# Higher-order commutative noise produces commutative noise during BacksolveAdjoint

## Statement

Consider solving the Ito SDE

$\mathrm{d}y(t) = μ(t, y(t))\mathrm{d}t + σ(t, y(t)) \mathrm{d}w(t)$

or the Stratonovich SDE

$\mathrm{d}y(t) = μ(t, y(t))\mathrm{d}t + σ(t, y(t))\circ\mathrm{d}w(t)$

in either case assumed to satisfy the commutativity condition

$σ_{i\, j_2} \frac{\partial σ_{k\, j_1}}{\partial y_i} = σ_{i\, j_1} \frac{\partial σ_{k\, j_2}}{\partial y_i}$.

Then the backward pass solved during [`diffrax.BacksolveAdjoint`][] will also satisfy the commutativity condition if and only if the following higher-order commutativity condition is satisfied.

$σ_{i\, j_2} \frac{\partial^2 σ_{k\, j_1}}{\partial y_i \partial y_m} = σ_{i\, j_1} \frac{\partial^2 σ_{k\, j_2}}{\partial y_i \partial y_m}$

!!! note

    The commutativity condition is a common prerequisite for solving an SDE with a higher-order solver.

!!! note

    The higher-order commutativity condition is satisfied by all the dominant subclasses of commutative noise: additive noise, diagonal noise, scalar noise. It is also satisfied by noise that is affine in the state $y$. But it is not obviously satisfied by commutative noise in general?

    As far as I know the higher-order commutativity condition is new here.

## Proof

Without loss of generality we consider specifically the reverse-time adjoint SDE (formally justified using rough path theory, see [1, Appendix C.3.3])

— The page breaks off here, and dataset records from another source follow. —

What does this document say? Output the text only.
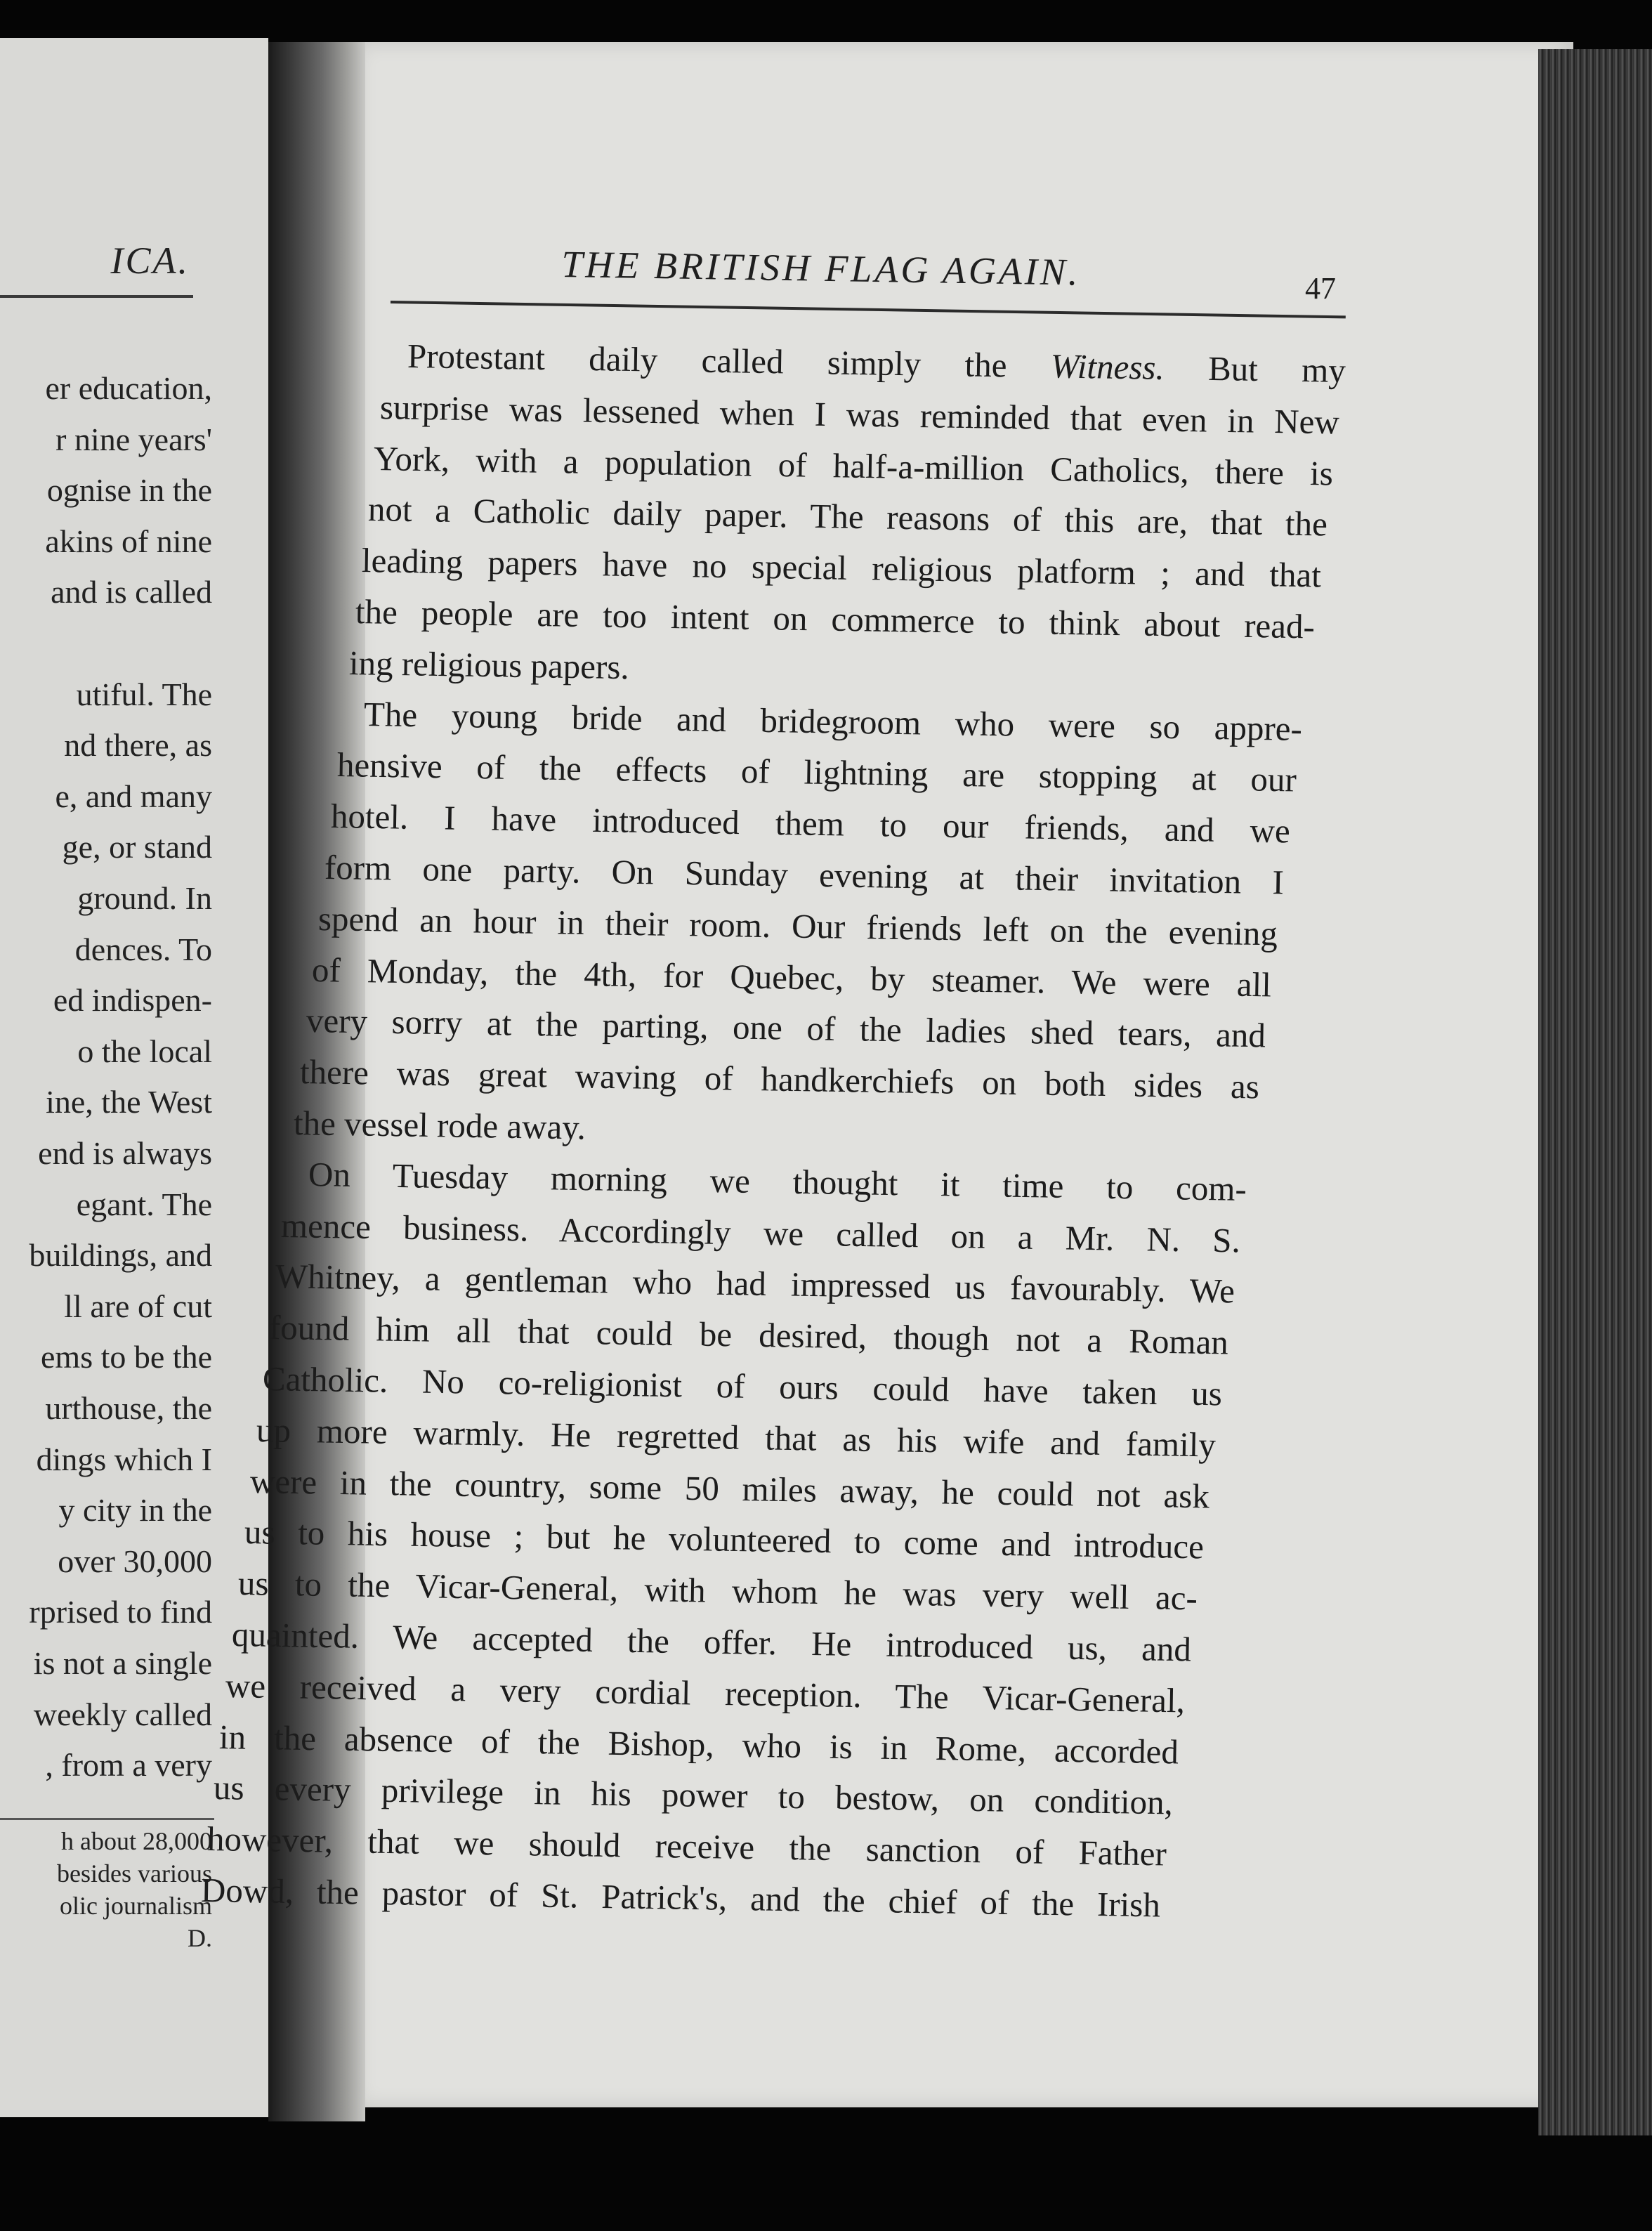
ICA.
er education,
r nine years'
ognise in the
akins of nine
and is called
utiful. The
nd there, as
e, and many
ge, or stand
ground. In
dences. To
ed indispen-
o the local
ine, the West
end is always
egant. The
buildings, and
ll are of cut
ems to be the
urthouse, the
dings which I
y city in the
over 30,000
rprised to find
is not a single
weekly called
, from a very
h about 28,000
besides various
olic journalism
D.
THE BRITISH FLAG AGAIN.	47
Protestant daily called simply the Witness. But my
surprise was lessened when I was reminded that even in New
York, with a population of half-a-million Catholics, there is
not a Catholic daily paper. The reasons of this are, that the
leading papers have no special religious platform ; and that
the people are too intent on commerce to think about read-
ing religious papers.
The young bride and bridegroom who were so appre-
hensive of the effects of lightning are stopping at our
hotel. I have introduced them to our friends, and we
form one party. On Sunday evening at their invitation I
spend an hour in their room. Our friends left on the evening
of Monday, the 4th, for Quebec, by steamer. We were all
very sorry at the parting, one of the ladies shed tears, and
there was great waving of handkerchiefs on both sides as
the vessel rode away.
On Tuesday morning we thought it time to com-
mence business. Accordingly we called on a Mr. N. S.
Whitney, a gentleman who had impressed us favourably. We
found him all that could be desired, though not a Roman
Catholic. No co-religionist of ours could have taken us
up more warmly. He regretted that as his wife and family
were in the country, some 50 miles away, he could not ask
us to his house ; but he volunteered to come and introduce
us to the Vicar-General, with whom he was very well ac-
quainted. We accepted the offer. He introduced us, and
we received a very cordial reception. The Vicar-General,
in the absence of the Bishop, who is in Rome, accorded
us every privilege in his power to bestow, on condition,
however, that we should receive the sanction of Father
Dowd, the pastor of St. Patrick's, and the chief of the Irish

$\mathrm{d}a_i(t) = -a_j(t) \frac{\partial μ_j}{\partial y_i}(t, y(t))\mathrm{d}t - a_j(t) \frac{\partial σ_{j\, k}}{\partial y_i}(t, y(t)) \circ \mathrm{d}w_k.$

This is without loss of generality as:

- If the SDE is Ito then we convert it to Stratonovich; this incurs a correction term in the drift but does not affect the diffusion, and it is only the diffusion we are interested in.
- We do not consider the derivatives with respect to any parameters $θ$ as these may be treated as derivatives with respect to $y(0)$ in the usual way.
- We do not consider solving the original SDE for $y$ backwards-in-time. In isolation then by assumption this already has commutative noise. Then, taking any individual path $y$, we may treat the reverse-time adjoint SDE in isolation. (Note that the coupling between $y$ and $w$ is irrelevant: by rough path theory we may place ourselves in the deterministic setting.)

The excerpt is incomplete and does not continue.